RMco.id  Rakyat Merdeka - Perintah pencopotan baliho bergambar pimpinan Front Pembela Islam (FPI), Rizieq Shihab yang dikeluarkan Pangdam Jaya, Mayjen Dudung Abdurachman, ke para prajuritnya, diikuti daerah-daerah lain di luar DKI Jakarta. Dudung effect emang manjur ya...

Di daerah mana saja pencopotan itu dilakukan? Pertama, di Semarang, Jawa Tengah. Didampingi polisi dan TNI, Satpol PP di Ibu Kota Jateng ini, menurunkan tiga baliho bergambar Rizieq. Semua baliho itu ada di wilayah Semarang Utara. 

Ukuran ketiga spanduk yang diturunkan itu pun berkisar 3x4 meter. Salah satunya, bertemakan kemerdekaan dengan tulisan, ‘Dirgahayu Republik Indonesia, Menjaga Warisan Ulama’. 

Berita Terkait : Jenderal Dudung Melambung

Kepala Satpol PP Kota Semarang, Fajar Purwoto menyatakan, baliho-baliho tersebut tidak berizin. Sehingga melanggar aturan pemerintah sesuai Perda No 4 Tahun 2019 tentang Reklame. 

Selain Semarang, Solo alias Sukoharjo juga disasar. Petugas Polres Solo dan Satpol PP, melakukan patroli di seluruh jalan protokol, serta kawasan Kecamatan Serengan, Kecamatan Laweyan, dan Kecamatan Pasar Kliwon. Dari lima titik, polisi mencopot sekitar 10 baliho dan spanduk. “Kami memonitor setiap sudut kota maupun jalan protokol. Terjadi pemasangan spanduk yang tidak sesuai aturan dan seenaknya sendiri,” tegas Kapolresta Solo, Kombes Ade Safri Simanjuntak. 

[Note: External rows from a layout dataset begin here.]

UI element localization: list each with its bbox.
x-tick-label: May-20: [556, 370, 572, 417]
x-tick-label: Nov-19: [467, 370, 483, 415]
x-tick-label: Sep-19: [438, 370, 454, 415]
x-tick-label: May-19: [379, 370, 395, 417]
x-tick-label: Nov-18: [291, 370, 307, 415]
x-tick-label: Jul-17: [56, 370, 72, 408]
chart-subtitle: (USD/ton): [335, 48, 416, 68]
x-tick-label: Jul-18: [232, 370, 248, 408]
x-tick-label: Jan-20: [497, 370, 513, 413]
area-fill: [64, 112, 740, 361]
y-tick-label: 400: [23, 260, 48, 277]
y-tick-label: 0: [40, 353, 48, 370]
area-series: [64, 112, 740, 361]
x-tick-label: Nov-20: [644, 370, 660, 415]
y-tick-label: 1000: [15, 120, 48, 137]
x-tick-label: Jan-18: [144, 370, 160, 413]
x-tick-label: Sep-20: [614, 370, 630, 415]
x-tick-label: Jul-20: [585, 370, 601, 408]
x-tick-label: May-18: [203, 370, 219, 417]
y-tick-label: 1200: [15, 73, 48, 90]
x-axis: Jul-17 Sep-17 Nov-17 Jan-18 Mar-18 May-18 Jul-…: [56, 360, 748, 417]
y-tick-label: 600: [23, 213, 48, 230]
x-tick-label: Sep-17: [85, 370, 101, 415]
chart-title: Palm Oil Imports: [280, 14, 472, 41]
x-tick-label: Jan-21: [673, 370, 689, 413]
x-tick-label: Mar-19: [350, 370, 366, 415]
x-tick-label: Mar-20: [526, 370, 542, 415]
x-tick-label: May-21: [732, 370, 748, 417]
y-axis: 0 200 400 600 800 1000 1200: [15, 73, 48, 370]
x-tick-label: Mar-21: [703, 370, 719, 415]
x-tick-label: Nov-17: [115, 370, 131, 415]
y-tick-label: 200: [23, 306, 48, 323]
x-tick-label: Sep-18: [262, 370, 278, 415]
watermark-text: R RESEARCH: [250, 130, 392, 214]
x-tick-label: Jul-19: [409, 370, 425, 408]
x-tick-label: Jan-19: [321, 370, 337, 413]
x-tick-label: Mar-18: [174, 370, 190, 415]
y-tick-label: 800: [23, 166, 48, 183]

Kapolda Jateng, Irjen Ahmad Luthfi menegaskan, pencopotan baliho tidak hanya di daerah Semarang dan Solo, tetapi di seluruh jajaran Polda Jateng. Tercatat, sejumlah wilayah di Jateng, seperti Karanganyar, Grobogan, Semarang, Purbalingga, Klaten, Pekalongan, dan daerah lainnya, juga dilakukan hal yang sama. Semua spanduk dan baliho ilegal rame-rame dicopot. 

Baca Juga : `Geng Solo` Mengendur, 2 Komjen Mau Pensiun

Kata dia, selain menyalahi aturan karena tak ada izin penempatan dan lokasi, baliho serta spanduk ini dinilai bernada provokasi dan memecah belah bangsa. “Tidak ada kesempatan dan ruang kelompok intoleran khususnya di wilayah Polda Jawa Tengah,” tegas Kapolda Jateng. 

Kedua, belasan baliho dan spanduk bergambar Rizieq juga dicopot di Jawa Barat. Tepatnya, di Kabupaten Cianjur. Mulai dari kota Cianjur, Ciranjang, Cugenang, hingga Cipanas dan Puncak. “15 baliho kami copot dan amankan dari beberapa titik,” ungkap Kasatpol PP Kabupaten Cianjur, Hendri Prasetyadi, kemarin. 

Pemkot Cianjur juga menyatakan tak akan memberi izin bagi acara Rizieq di sana yang berpotensi memicu kerumunan. Sebelumnya, Rizieq dijadwalkan akan menghadiri acara tabligh akbar di sana. 

Baca Juga : JK: Kita Jangan Balik Ke Demokrasi Jalanan

Ketiga, nyebrang ke Pulau Sumatera. Palembang, Sumatera Selatan, juga kena Dudung effect. Sejumlah baliho dan span¬¬duk Rizieq dicopot. Salah satu baliho yang dibongkar berada di Jalan Ahmad Yani, Kecamatan Seberang Ulu (SU) 1. 

Kapolrestabes Palembang, Kombes Anom Setyadji menyebut, alasan pencopotan baliho itu karena FPI tidak terdaftar sebagai Ormas. “Mau dia bayar atau tidak di papan reklame, itu jadi ilegal. Ini asas kepatutan dan hukum,” tegasnya, kemarin. 

Keempat, Pemkot Makassar, Sulawesi Selatan juga melakukannya. Beberapa baliho Rizieq, salah satunya di perempatan dekat RSUD Labuang Baji, area Kecamatan Mamajang, dicopot, kemarin sore.